Ustalanie mini celów
Scott Jurek, jeden z najlepszych ultramaratończyków w historii, stosuje tę taktykę, aby pokonać bariery, które pojawiają się w głowie podczas 160 kilometrowych biegów. Za każdym razem, gdy nadchodzi kryzys, skupia się na tym, co wydaje się najłatwiej osiągalne, np. dotarcie do zacienionego miejsca, pokonanie kolejnej mili lub uważność każdego oddechu. Ty też możesz wrócić do biegania, ustalając cele w skali micro. Jeżeli Twoja motywacja jest na bardzo niskim poziomie, zacznij od przebiegnięcia kilometra. Następnego dnia, dołóż do niego kolejny, aż osiągniesz moment, w którym nogi same będą Cię niosły. Wróć do treningów metodą małych kroków, tj. ewolucji zamiast rewolucji.
Szukanie harmonii
Gdy zaczynałem stawiać pierwsze kroki w bieganiu, ten sport stał się dla mnie formą eksploracji wewnętrznego spokoju. Zamiast koncentrować się na odcieniach szarości, których w tamtym czasie nie brakowało w moim życiu, udawało mi się poszerzać osobistą przestrzeń. Bieganie to nie przymus. Zostaw w domu zegarek i inne gadżety. Obudź w sobie ciekawość dziecka. Wybierz się na krótki wypad do lasu, podczas którego pobawisz się tempem. Zacznij biec ile sił w nogach, by za chwilę mocno zwolnić. Pobiegaj trochę między drzewami. Skręć w rzadziej uczęszczane tereny. Wskocz w każdą napotkaną kałużę. To Ty i tylko Ty decydujesz o tym, co Cię ogranicza.
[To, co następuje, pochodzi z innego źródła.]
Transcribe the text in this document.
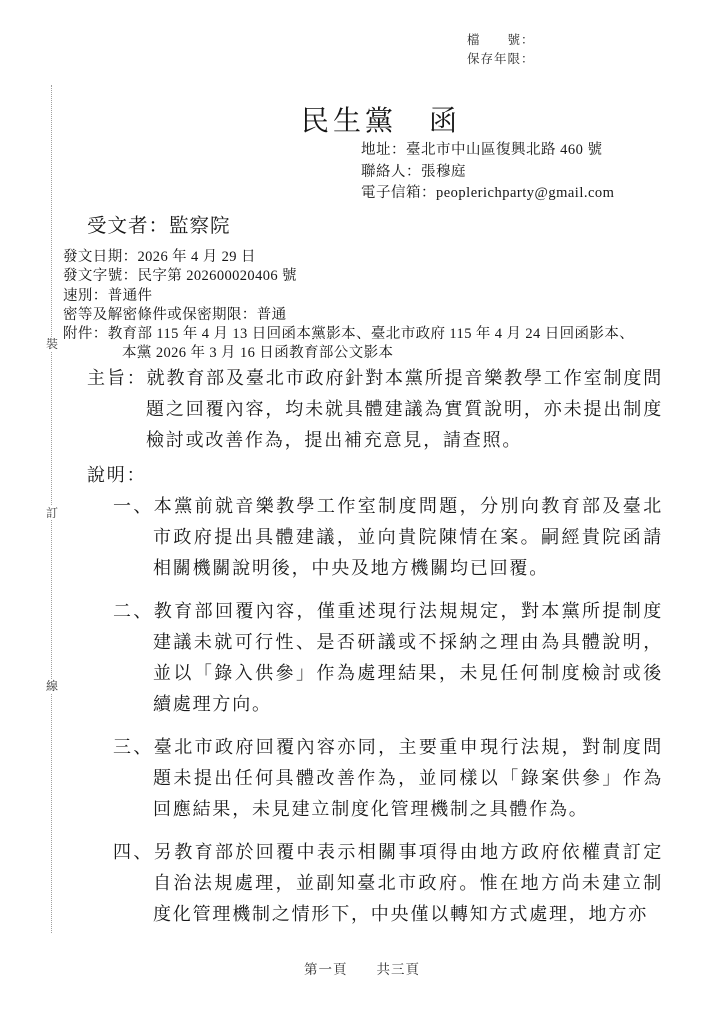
裝
訂
線
檔　　號：
保存年限：
民生黨　函
地址：臺北市中山區復興北路 460 號
聯絡人：張穆庭
電子信箱：peoplerichparty@gmail.com
受文者：監察院
發文日期：2026 年 4 月 29 日
發文字號：民字第 202600020406 號
速別：普通件
密等及解密條件或保密期限：普通
附件：教育部 115 年 4 月 13 日回函本黨影本、臺北市政府 115 年 4 月 24 日回函影本、
本黨 2026 年 3 月 16 日函教育部公文影本
主旨：就教育部及臺北市政府針對本黨所提音樂教學工作室制度問題之回覆內容，均未就具體建議為實質說明，亦未提出制度檢討或改善作為，提出補充意見，請查照。
說明：
一、本黨前就音樂教學工作室制度問題，分別向教育部及臺北市政府提出具體建議，並向貴院陳情在案。嗣經貴院函請相關機關說明後，中央及地方機關均已回覆。
二、教育部回覆內容，僅重述現行法規規定，對本黨所提制度建議未就可行性、是否研議或不採納之理由為具體說明，並以「錄入供參」作為處理結果，未見任何制度檢討或後續處理方向。
三、臺北市政府回覆內容亦同，主要重申現行法規，對制度問題未提出任何具體改善作為，並同樣以「錄案供參」作為回應結果，未見建立制度化管理機制之具體作為。
四、另教育部於回覆中表示相關事項得由地方政府依權責訂定自治法規處理，並副知臺北市政府。惟在地方尚未建立制度化管理機制之情形下，中央僅以轉知方式處理，地方亦
第一頁　　共三頁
Buddy up – czyli bieganie w towarzystwie
To strategia, która najbardziej przemówi do ekstrawertyków. Lubisz spędzać wolny czas pośród ludzi? Tę samą zasadę możesz powielić w bieganiu. Poszukaj wśród swoich znajomych kogoś, kto mógłby stać się Twoim biegowym kompanem. Wspólne treningi przenoszą motywację na całkowicie inny poziom. Dzięki temu, zyskujesz niezbędne wsparcie i wreszcie przestajesz racjonalizować brak chęci. Ruszasz z miejsca bo wiesz, że jest ktoś, kto za chwilę będzie czekać w umówionym miejscu. Jeśli nie znasz odpowiedniej osoby, poszperaj trochę w sieci. Na terenie Twojego miasta może funkcjonować kilka, nawet kilkanaście biegających grup, które chętnie przyjmą Cię w swoje szeregi.
Energia biegów masowych
Ostatni sposób, który daje solidnego kopa, stanowią zawody sportowe. Popularyzacja biegania w Polsce sprawiła, że mamy obecnie mnóstwo imprez biegowych, skierowanych do osób na różnym poziomie zaawansowania. Zdrowa rywalizacja gwarantuje nagły przypływ adrenaliny i świetną zabawę.
Pamiętaj, że niezależnie od osiągniętego wyniku, ponownie udowadnisz sobie, że biegaczem się nie bywa – biegaczem się jest.